Assisted Medial Rotation:
- In the standing position put your painful arm behind your back.
- Place a cover or rolled-up towel over the shoulder joint which is not sore.
- You are grabbing the towel with both hands.
- Then utilize the arm which is not sore to pull the sore arm up your back.
- Hold this stretching position for 20 seconds & repeat this exercise 5 times.
Assisted Flexion:
- To perform this exercise you lie on your back & hold a walking stick in both hands.
- Must keep both arms straight & raise both arms to the ceiling.
- Try to move back towards the head & as can as allow.
- Do the 1 set of 15 repetitions & 3 times per day.
- For stronger performance to 3 sets of 15 repetitions & 3 times per day.
Shoulder Flexion and Upper Thoracic Extension exercise:
- You are straightening your arms straight on a bench & elevated surface.
- You are dropped into more of a kneeling pose.
- Try to press into the bench as you bring your chest down towards the floor & forward towards the bench for one sweeping movement.
- You concentrate on rolling the shoulder joint & outward as you move in or out of the stretch.
- This movement is put the shoulder joint into a flexed position while straightening the thoracic spine which tends to get very tight in many people.

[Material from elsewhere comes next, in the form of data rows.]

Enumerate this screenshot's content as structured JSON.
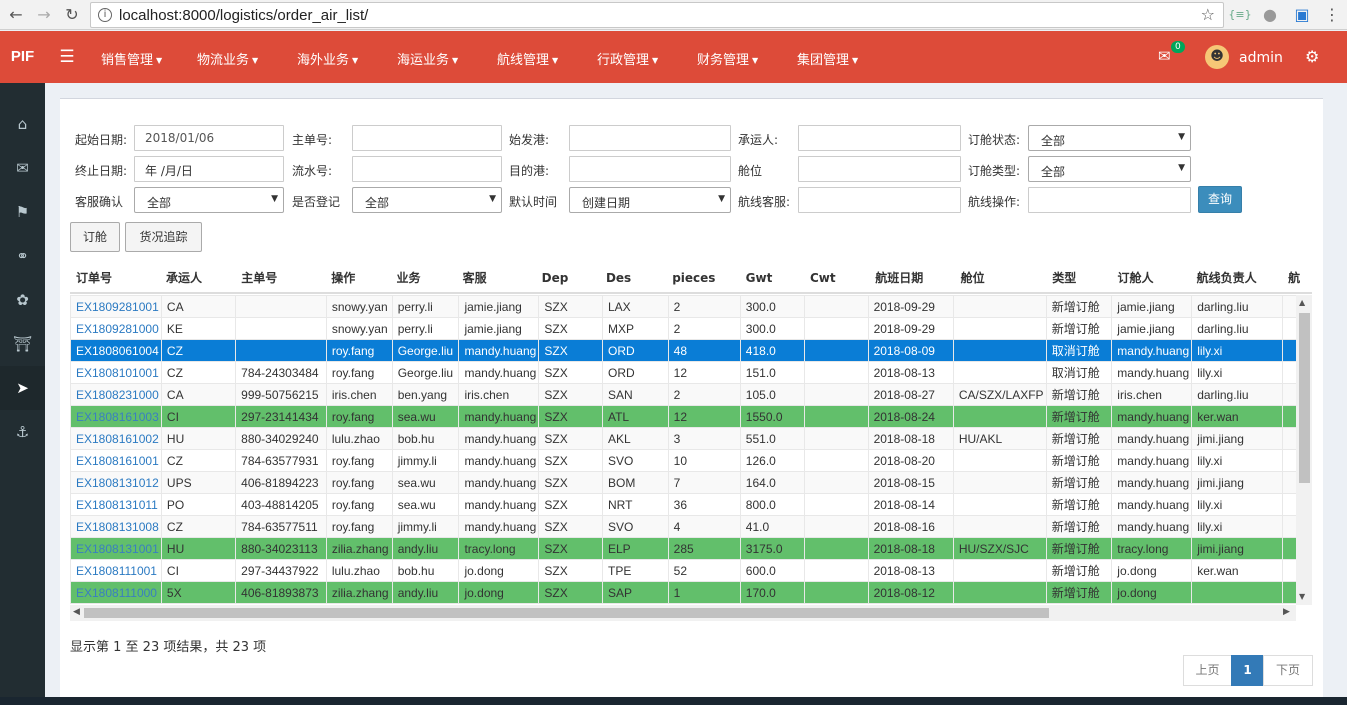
{
  "browser": {
    "url": "localhost:8000/logistics/order_air_list/",
    "back_icon": "back-arrow-icon",
    "forward_icon": "forward-arrow-icon",
    "reload_icon": "reload-icon"
  },
  "header": {
    "logo": "PIF",
    "menu": [
      "销售管理",
      "物流业务",
      "海外业务",
      "海运业务",
      "航线管理",
      "行政管理",
      "财务管理",
      "集团管理"
    ],
    "mail_count": "0",
    "username": "admin",
    "accent_color": "#dd4b39"
  },
  "sidebar": {
    "icons": [
      "home-icon",
      "envelope-icon",
      "flag-icon",
      "link-icon",
      "leaf-icon",
      "bank-icon",
      "rocket-icon",
      "anchor-icon"
    ],
    "active_index": 6
  },
  "filters": {
    "start_date": {
      "label": "起始日期:",
      "value": "2018/01/06"
    },
    "end_date": {
      "label": "终止日期:",
      "value": "年 /月/日"
    },
    "cs_confirm": {
      "label": "客服确认",
      "value": "全部"
    },
    "master_no": {
      "label": "主单号:",
      "value": ""
    },
    "serial_no": {
      "label": "流水号:",
      "value": ""
    },
    "registered": {
      "label": "是否登记",
      "value": "全部"
    },
    "origin_port": {
      "label": "始发港:",
      "value": ""
    },
    "dest_port": {
      "label": "目的港:",
      "value": ""
    },
    "default_time": {
      "label": "默认时间",
      "value": "创建日期"
    },
    "carrier": {
      "label": "承运人:",
      "value": ""
    },
    "cabin": {
      "label": "舱位",
      "value": ""
    },
    "route_cs": {
      "label": "航线客服:",
      "value": ""
    },
    "order_status": {
      "label": "订舱状态:",
      "value": "全部"
    },
    "order_type": {
      "label": "订舱类型:",
      "value": "全部"
    },
    "route_op": {
      "label": "航线操作:",
      "value": ""
    },
    "query_label": "查询"
  },
  "actions": {
    "book_label": "订舱",
    "track_label": "货况追踪"
  },
  "table": {
    "columns": [
      "订单号",
      "承运人",
      "主单号",
      "操作",
      "业务",
      "客服",
      "Dep",
      "Des",
      "pieces",
      "Gwt",
      "Cwt",
      "航班日期",
      "舱位",
      "类型",
      "订舱人",
      "航线负责人",
      "航"
    ],
    "rows": [
      {
        "style": "striped",
        "cells": [
          "EX1809281001",
          "CA",
          "",
          "snowy.yan",
          "perry.li",
          "jamie.jiang",
          "SZX",
          "LAX",
          "2",
          "300.0",
          "",
          "2018-09-29",
          "",
          "新增订舱",
          "jamie.jiang",
          "darling.liu",
          ""
        ]
      },
      {
        "style": "plain",
        "cells": [
          "EX1809281000",
          "KE",
          "",
          "snowy.yan",
          "perry.li",
          "jamie.jiang",
          "SZX",
          "MXP",
          "2",
          "300.0",
          "",
          "2018-09-29",
          "",
          "新增订舱",
          "jamie.jiang",
          "darling.liu",
          ""
        ]
      },
      {
        "style": "selected",
        "cells": [
          "EX1808061004",
          "CZ",
          "",
          "roy.fang",
          "George.liu",
          "mandy.huang",
          "SZX",
          "ORD",
          "48",
          "418.0",
          "",
          "2018-08-09",
          "",
          "取消订舱",
          "mandy.huang",
          "lily.xi",
          ""
        ]
      },
      {
        "style": "plain",
        "cells": [
          "EX1808101001",
          "CZ",
          "784-24303484",
          "roy.fang",
          "George.liu",
          "mandy.huang",
          "SZX",
          "ORD",
          "12",
          "151.0",
          "",
          "2018-08-13",
          "",
          "取消订舱",
          "mandy.huang",
          "lily.xi",
          ""
        ]
      },
      {
        "style": "striped",
        "cells": [
          "EX1808231000",
          "CA",
          "999-50756215",
          "iris.chen",
          "ben.yang",
          "iris.chen",
          "SZX",
          "SAN",
          "2",
          "105.0",
          "",
          "2018-08-27",
          "CA/SZX/LAXFP",
          "新增订舱",
          "iris.chen",
          "darling.liu",
          ""
        ]
      },
      {
        "style": "green",
        "cells": [
          "EX1808161003",
          "CI",
          "297-23141434",
          "roy.fang",
          "sea.wu",
          "mandy.huang",
          "SZX",
          "ATL",
          "12",
          "1550.0",
          "",
          "2018-08-24",
          "",
          "新增订舱",
          "mandy.huang",
          "ker.wan",
          ""
        ]
      },
      {
        "style": "striped",
        "cells": [
          "EX1808161002",
          "HU",
          "880-34029240",
          "lulu.zhao",
          "bob.hu",
          "mandy.huang",
          "SZX",
          "AKL",
          "3",
          "551.0",
          "",
          "2018-08-18",
          "HU/AKL",
          "新增订舱",
          "mandy.huang",
          "jimi.jiang",
          ""
        ]
      },
      {
        "style": "plain",
        "cells": [
          "EX1808161001",
          "CZ",
          "784-63577931",
          "roy.fang",
          "jimmy.li",
          "mandy.huang",
          "SZX",
          "SVO",
          "10",
          "126.0",
          "",
          "2018-08-20",
          "",
          "新增订舱",
          "mandy.huang",
          "lily.xi",
          ""
        ]
      },
      {
        "style": "striped",
        "cells": [
          "EX1808131012",
          "UPS",
          "406-81894223",
          "roy.fang",
          "sea.wu",
          "mandy.huang",
          "SZX",
          "BOM",
          "7",
          "164.0",
          "",
          "2018-08-15",
          "",
          "新增订舱",
          "mandy.huang",
          "jimi.jiang",
          ""
        ]
      },
      {
        "style": "plain",
        "cells": [
          "EX1808131011",
          "PO",
          "403-48814205",
          "roy.fang",
          "sea.wu",
          "mandy.huang",
          "SZX",
          "NRT",
          "36",
          "800.0",
          "",
          "2018-08-14",
          "",
          "新增订舱",
          "mandy.huang",
          "lily.xi",
          ""
        ]
      },
      {
        "style": "striped",
        "cells": [
          "EX1808131008",
          "CZ",
          "784-63577511",
          "roy.fang",
          "jimmy.li",
          "mandy.huang",
          "SZX",
          "SVO",
          "4",
          "41.0",
          "",
          "2018-08-16",
          "",
          "新增订舱",
          "mandy.huang",
          "lily.xi",
          ""
        ]
      },
      {
        "style": "green",
        "cells": [
          "EX1808131001",
          "HU",
          "880-34023113",
          "zilia.zhang",
          "andy.liu",
          "tracy.long",
          "SZX",
          "ELP",
          "285",
          "3175.0",
          "",
          "2018-08-18",
          "HU/SZX/SJC",
          "新增订舱",
          "tracy.long",
          "jimi.jiang",
          ""
        ]
      },
      {
        "style": "plain",
        "cells": [
          "EX1808111001",
          "CI",
          "297-34437922",
          "lulu.zhao",
          "bob.hu",
          "jo.dong",
          "SZX",
          "TPE",
          "52",
          "600.0",
          "",
          "2018-08-13",
          "",
          "新增订舱",
          "jo.dong",
          "ker.wan",
          ""
        ]
      },
      {
        "style": "green",
        "cells": [
          "EX1808111000",
          "5X",
          "406-81893873",
          "zilia.zhang",
          "andy.liu",
          "jo.dong",
          "SZX",
          "SAP",
          "1",
          "170.0",
          "",
          "2018-08-12",
          "",
          "新增订舱",
          "jo.dong",
          "",
          ""
        ]
      }
    ],
    "selected_color": "#0a7dd6",
    "highlight_color": "#62bf6b"
  },
  "footer": {
    "summary": "显示第 1 至 23 项结果，共 23 项",
    "prev_label": "上页",
    "page": "1",
    "next_label": "下页"
  }
}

- Move-in & out of the stretch 10 times & hold for 15-30 seconds.
- You are drawing from side to side while you are in the stretched position.
- Once when you perform this exercise in both arms, you are working on one arm at a time.

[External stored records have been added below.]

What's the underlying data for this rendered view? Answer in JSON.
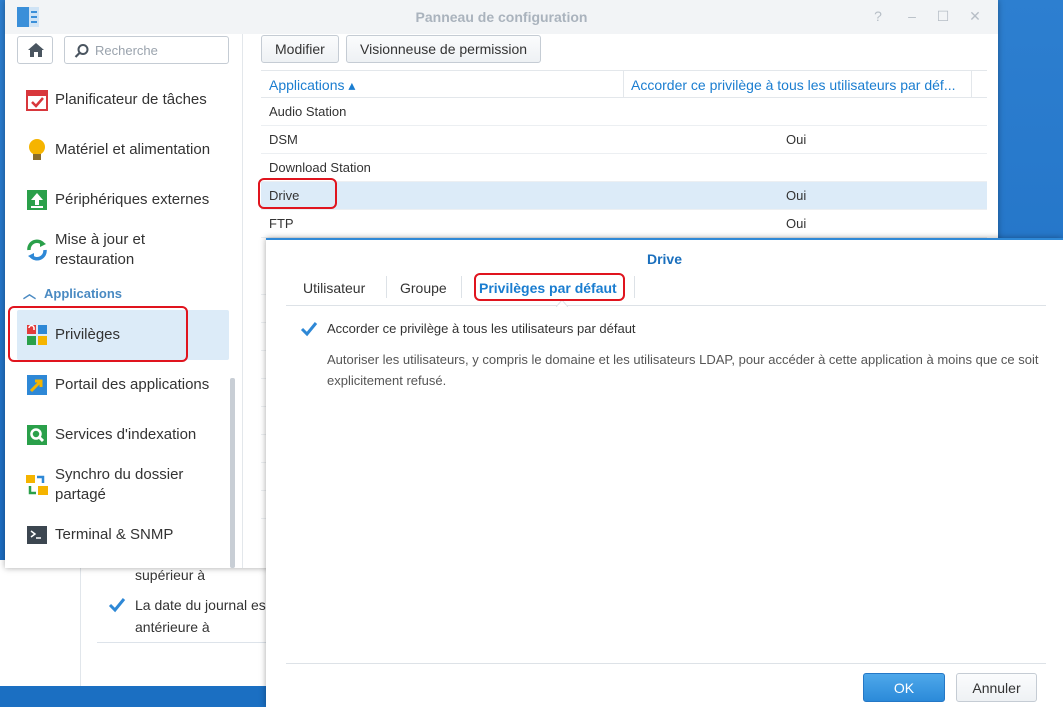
{
  "window": {
    "title": "Panneau de configuration",
    "controls": [
      "?",
      "–",
      "☐",
      "✕"
    ]
  },
  "sidebar": {
    "search_placeholder": "Recherche",
    "section_label": "Applications",
    "items": [
      {
        "label": "Planificateur de tâches",
        "icon": "task-scheduler-icon"
      },
      {
        "label": "Matériel et alimentation",
        "icon": "lightbulb-icon"
      },
      {
        "label": "Périphériques externes",
        "icon": "external-device-icon"
      },
      {
        "label": "Mise à jour et restauration",
        "icon": "update-restore-icon"
      },
      {
        "label": "Privilèges",
        "icon": "privileges-icon"
      },
      {
        "label": "Portail des applications",
        "icon": "app-portal-icon"
      },
      {
        "label": "Services d'indexation",
        "icon": "indexing-icon"
      },
      {
        "label": "Synchro du dossier partagé",
        "icon": "shared-folder-sync-icon"
      },
      {
        "label": "Terminal & SNMP",
        "icon": "terminal-icon"
      }
    ]
  },
  "toolbar": {
    "edit_label": "Modifier",
    "permission_viewer_label": "Visionneuse de permission"
  },
  "grid": {
    "col_app": "Applications ▴",
    "col_default": "Accorder ce privilège à tous les utilisateurs par déf...",
    "rows": [
      {
        "app": "Audio Station",
        "value": ""
      },
      {
        "app": "DSM",
        "value": "Oui"
      },
      {
        "app": "Download Station",
        "value": ""
      },
      {
        "app": "Drive",
        "value": "Oui"
      },
      {
        "app": "FTP",
        "value": "Oui"
      }
    ]
  },
  "background_window": {
    "line1": "supérieur à",
    "line2": "La date du journal es",
    "line3": "antérieure à"
  },
  "dialog": {
    "title": "Drive",
    "tabs": [
      "Utilisateur",
      "Groupe",
      "Privilèges par défaut"
    ],
    "checkbox_label": "Accorder ce privilège à tous les utilisateurs par défaut",
    "description": "Autoriser les utilisateurs, y compris le domaine et les utilisateurs LDAP, pour accéder à cette application à moins que ce soit explicitement refusé.",
    "ok_label": "OK",
    "cancel_label": "Annuler"
  },
  "colors": {
    "accent": "#1a7dd0",
    "highlight": "#e0141e",
    "selected_row": "#dcebf8"
  }
}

- Do the 1 set of 15 repetitions & 3 times per day.
Prone Scapular Series:
- First, take a prone position on an elevated surface & a bench or even a bed works with your one arm hanging off of the surface.
- Try to depress the shoulder joint of the hanging arm & roll the arm backward.
- Hold this stretched pose for a few seconds, then do the rest.
- Do this exercise 10 times.
- Then, bring your arm forward & roll the shoulder joint outward as you can.
- Hold this forward pose for a few seconds, then go back for rest.
- Do this exercise 10 times.
- Repeat both movements on the opposite shoulder.
- Do the 1 set of 10 repetitions & 3 times per day.
Prone Shoulder Circumduction:
- Do this exercise in a prone position.
- First, bring the arm forward then straighten it outward after that behind you.
- Then return to starting position to rest & form a half-circle.
- Do it in one direction 5-10 times, then perform in reverse directions.
Scapular Weight-bearing:
- In this exercise, you add some weight-bearing to your shoulder joint by lifting your hands on parallel & dumbbells when you are performing a plank pose.
- Must keep the elbow joint extended as you create the circles with your shoulder joint.
- Perform 5-10 circles in one direction, then perform in opposite direction.
Some things which are remembered by you during all Shoulder joint Exercises:
Always perform daily exercises & stretches which help you keep your shoulder joint strong & flexible.
- Some things which are remembered by you before performing the exercises:
- Stop any exercise when you feel more shoulder pain.
- Always do the right way to exercise because incorrectly exercise is produce increased shoulder pain.
- Do the exercise in pain-free ROM.
- Always do the warm-up exercise before perform to deep stretching.
- Light performance to shoulder rolls, gentle motions & even a warm shower are all ways to warm up the muscles before exercise & stretching.